The Apple Inc. (AAPL) brand seems to be doing just fine. Co-founder Steve Jobs passed away seven years ago on October 5, and even though his genius was once synonymous with the brand, the company's brand value hasn't fallen in global rankings.
Yesterday, global brand consultancy Interbrands released this year's ranking of the hundred most valuable brands in the world, and U.S. tech giants Apple, Alphabet Inc.'s Google (GOOG) and Amazon.com Inc (AMZN) hold the top three spots. Apple's brand value is estimated to have grown 16% to $214 billion. Amazon is the third brand after Apple and Google to reach a 100-billion-dollar brand valuation. (See also: Why Amazon's Stock May Reach $3,000 by 2020)
According to the brand consultancy firm, the ranking is based on three components: the financial performance of the branded products and services, the role the brand plays in influencing customer choice and the strength the brand has to create sustainable demand and secure earnings for the company into the future. The top strengths of Apple's brand are differentiation, engagement and consistency, according to the report.
The brands with the fastest growing value on the list are Amazon (56%), Netflix Inc. (NFLX) (45%), Gucci (30%), Salesforce.com Inc. (CRM) (23%), and Louis Vuitton (23%).

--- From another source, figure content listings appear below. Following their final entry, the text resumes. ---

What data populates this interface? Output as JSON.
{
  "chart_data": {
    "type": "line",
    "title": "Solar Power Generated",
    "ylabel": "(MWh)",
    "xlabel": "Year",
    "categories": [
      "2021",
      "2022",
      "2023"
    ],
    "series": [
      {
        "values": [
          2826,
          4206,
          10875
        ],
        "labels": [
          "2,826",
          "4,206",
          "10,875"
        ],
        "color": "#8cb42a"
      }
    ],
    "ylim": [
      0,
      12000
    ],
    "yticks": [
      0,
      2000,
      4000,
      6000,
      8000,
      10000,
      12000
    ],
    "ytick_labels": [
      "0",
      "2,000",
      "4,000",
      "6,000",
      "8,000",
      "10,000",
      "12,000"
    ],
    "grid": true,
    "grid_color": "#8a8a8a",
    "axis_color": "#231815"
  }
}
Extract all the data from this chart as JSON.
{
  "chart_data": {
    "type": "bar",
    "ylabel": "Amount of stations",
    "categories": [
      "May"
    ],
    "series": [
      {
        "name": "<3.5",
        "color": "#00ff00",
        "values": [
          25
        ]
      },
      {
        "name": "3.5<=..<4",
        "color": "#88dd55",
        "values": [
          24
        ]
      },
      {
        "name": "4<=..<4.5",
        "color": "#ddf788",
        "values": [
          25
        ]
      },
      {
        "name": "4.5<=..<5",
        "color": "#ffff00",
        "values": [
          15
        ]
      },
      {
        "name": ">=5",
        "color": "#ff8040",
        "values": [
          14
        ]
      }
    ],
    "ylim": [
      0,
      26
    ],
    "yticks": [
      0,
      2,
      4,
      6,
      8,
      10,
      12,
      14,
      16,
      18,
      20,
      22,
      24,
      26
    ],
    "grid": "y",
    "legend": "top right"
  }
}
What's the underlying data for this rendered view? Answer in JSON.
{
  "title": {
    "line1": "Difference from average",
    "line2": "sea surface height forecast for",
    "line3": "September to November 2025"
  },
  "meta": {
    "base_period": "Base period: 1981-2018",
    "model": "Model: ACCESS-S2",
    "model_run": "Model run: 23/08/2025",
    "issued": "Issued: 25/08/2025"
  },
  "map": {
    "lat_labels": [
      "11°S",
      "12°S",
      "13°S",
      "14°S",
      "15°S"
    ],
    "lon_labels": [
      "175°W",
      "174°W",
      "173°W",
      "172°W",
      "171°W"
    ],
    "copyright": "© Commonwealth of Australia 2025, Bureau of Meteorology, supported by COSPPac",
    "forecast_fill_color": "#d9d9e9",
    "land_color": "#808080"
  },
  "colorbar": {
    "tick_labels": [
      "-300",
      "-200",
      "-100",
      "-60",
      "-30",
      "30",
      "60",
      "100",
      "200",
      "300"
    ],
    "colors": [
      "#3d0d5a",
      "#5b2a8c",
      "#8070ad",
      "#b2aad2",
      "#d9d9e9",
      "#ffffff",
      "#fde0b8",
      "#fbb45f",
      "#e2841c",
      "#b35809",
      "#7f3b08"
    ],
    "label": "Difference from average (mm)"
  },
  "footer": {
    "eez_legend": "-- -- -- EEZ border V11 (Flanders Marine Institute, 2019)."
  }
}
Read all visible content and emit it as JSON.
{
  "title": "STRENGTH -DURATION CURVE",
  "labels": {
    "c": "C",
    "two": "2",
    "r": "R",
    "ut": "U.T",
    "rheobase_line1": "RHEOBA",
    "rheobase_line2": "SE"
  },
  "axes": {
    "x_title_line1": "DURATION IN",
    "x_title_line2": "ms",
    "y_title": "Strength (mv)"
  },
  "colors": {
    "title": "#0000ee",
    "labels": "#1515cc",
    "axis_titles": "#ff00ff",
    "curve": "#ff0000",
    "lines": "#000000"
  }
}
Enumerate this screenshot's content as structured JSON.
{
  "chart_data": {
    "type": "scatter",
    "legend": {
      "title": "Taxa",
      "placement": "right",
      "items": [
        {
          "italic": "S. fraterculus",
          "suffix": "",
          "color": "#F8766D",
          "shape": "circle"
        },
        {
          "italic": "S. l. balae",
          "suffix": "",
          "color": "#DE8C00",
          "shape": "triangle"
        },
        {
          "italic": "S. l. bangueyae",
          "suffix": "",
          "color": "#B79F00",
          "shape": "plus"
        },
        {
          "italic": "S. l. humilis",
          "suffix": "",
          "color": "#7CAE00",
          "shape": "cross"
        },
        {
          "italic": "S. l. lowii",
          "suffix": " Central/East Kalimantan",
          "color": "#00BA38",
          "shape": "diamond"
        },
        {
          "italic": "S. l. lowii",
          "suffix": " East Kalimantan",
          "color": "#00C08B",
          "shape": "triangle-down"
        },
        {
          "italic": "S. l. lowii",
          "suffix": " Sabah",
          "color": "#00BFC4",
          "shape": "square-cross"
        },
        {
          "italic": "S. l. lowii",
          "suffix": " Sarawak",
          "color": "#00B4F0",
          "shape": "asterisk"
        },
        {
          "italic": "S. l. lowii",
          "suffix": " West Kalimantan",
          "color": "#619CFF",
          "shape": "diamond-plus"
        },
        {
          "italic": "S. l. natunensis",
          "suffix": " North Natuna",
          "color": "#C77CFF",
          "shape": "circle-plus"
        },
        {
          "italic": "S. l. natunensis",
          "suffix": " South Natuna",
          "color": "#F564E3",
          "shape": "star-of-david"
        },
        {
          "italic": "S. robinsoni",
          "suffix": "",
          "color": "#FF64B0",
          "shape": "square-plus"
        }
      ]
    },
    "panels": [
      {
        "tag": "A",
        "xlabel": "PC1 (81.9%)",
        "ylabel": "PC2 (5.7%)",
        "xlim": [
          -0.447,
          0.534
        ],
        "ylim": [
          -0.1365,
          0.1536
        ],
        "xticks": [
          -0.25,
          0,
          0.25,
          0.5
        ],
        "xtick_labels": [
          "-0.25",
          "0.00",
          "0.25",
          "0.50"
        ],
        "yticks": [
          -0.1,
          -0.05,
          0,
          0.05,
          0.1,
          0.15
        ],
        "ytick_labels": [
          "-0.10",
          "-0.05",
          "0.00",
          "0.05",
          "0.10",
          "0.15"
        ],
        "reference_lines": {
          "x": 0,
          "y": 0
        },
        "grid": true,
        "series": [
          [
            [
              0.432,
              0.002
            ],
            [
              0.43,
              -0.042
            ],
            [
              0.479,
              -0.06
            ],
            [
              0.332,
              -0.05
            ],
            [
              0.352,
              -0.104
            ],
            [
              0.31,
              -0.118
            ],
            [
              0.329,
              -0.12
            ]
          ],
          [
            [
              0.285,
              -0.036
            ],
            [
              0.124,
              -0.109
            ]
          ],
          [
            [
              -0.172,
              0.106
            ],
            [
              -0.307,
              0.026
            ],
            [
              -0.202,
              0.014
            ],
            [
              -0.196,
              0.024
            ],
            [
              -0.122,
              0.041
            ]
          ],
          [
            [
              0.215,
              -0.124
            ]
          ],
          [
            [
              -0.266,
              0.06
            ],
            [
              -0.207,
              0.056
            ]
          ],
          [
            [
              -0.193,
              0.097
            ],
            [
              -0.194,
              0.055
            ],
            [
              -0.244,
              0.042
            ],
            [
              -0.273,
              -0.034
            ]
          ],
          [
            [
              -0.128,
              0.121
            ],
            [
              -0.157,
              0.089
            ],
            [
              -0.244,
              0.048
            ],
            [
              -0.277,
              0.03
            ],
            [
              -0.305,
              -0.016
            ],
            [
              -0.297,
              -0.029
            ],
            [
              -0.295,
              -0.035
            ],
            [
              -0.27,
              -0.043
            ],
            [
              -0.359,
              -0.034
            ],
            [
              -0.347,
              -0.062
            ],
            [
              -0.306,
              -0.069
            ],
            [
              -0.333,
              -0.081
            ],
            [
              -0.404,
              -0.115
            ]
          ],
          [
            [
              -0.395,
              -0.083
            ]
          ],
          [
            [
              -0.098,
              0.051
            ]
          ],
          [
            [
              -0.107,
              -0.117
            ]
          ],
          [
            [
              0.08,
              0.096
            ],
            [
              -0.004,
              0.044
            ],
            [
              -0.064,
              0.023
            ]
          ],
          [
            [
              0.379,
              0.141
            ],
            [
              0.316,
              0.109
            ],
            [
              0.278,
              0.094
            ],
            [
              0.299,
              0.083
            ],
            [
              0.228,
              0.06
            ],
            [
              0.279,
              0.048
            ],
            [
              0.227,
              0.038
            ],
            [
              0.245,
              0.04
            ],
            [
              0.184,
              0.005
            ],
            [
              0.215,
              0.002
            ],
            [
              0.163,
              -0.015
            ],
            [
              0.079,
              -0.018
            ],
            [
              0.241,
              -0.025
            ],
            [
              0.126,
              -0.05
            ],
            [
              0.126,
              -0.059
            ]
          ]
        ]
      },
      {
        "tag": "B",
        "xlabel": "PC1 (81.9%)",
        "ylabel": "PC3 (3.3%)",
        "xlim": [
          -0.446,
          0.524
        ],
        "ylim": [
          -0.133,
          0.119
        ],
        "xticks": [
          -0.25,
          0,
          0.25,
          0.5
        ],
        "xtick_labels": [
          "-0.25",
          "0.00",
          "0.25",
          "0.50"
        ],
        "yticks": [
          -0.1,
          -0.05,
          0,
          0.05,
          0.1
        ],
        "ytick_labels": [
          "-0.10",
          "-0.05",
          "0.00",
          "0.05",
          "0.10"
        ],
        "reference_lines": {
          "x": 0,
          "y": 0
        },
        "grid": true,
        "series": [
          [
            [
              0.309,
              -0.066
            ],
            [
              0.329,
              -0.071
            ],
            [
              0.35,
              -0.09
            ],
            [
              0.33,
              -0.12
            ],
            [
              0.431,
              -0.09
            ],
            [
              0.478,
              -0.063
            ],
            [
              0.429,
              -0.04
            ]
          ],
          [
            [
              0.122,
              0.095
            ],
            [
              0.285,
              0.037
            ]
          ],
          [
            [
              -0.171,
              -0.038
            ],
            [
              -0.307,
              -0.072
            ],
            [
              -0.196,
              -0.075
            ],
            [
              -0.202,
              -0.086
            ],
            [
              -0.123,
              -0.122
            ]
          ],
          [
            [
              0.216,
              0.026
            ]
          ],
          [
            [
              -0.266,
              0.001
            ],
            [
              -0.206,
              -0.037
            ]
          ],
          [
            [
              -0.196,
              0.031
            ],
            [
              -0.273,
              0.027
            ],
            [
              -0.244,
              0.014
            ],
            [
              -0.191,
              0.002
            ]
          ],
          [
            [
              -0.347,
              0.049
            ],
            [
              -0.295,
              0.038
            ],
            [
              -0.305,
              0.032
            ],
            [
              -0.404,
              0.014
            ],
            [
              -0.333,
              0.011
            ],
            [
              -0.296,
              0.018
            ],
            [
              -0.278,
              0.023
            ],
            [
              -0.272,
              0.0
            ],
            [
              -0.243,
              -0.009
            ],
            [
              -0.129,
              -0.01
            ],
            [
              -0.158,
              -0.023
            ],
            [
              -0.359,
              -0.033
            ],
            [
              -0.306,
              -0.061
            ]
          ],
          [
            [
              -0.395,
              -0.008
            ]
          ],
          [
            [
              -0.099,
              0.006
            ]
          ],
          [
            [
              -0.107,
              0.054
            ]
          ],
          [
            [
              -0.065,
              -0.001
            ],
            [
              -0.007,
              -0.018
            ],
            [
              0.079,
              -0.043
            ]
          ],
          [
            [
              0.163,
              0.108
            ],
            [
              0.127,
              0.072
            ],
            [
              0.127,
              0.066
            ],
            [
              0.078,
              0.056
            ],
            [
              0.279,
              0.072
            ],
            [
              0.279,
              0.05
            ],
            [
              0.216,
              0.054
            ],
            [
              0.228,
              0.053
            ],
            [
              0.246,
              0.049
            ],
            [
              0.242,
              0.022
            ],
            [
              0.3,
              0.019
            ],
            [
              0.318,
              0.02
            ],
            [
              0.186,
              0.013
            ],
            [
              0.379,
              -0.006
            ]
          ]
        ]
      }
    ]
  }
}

“A decade after the global financial crisis, the brands that are growing fastest are those that intuitively understand their customers and make brave iconic moves that delight and deliver in new ways,” said Charles Trevail, Global Chief Executive Officer, Interbrand.
Facebook, which has been hit by several controversies, saw its brand value decline 6% this year after five years of being one of the top growing brands. (See also: Facebook Could Be Fined $1.6 Billion in Europe Over Data Breach)
Of the top ten brands, only three are not American, namely Japan's Toyota, South Korea's Samsung and Germany's Mercedes-Benz. More than half of the top 100 came from five sectors: Automotive (16), Technology (13), Financial Services (12), Luxury (9), and Fast-Moving Consumer Goods (9).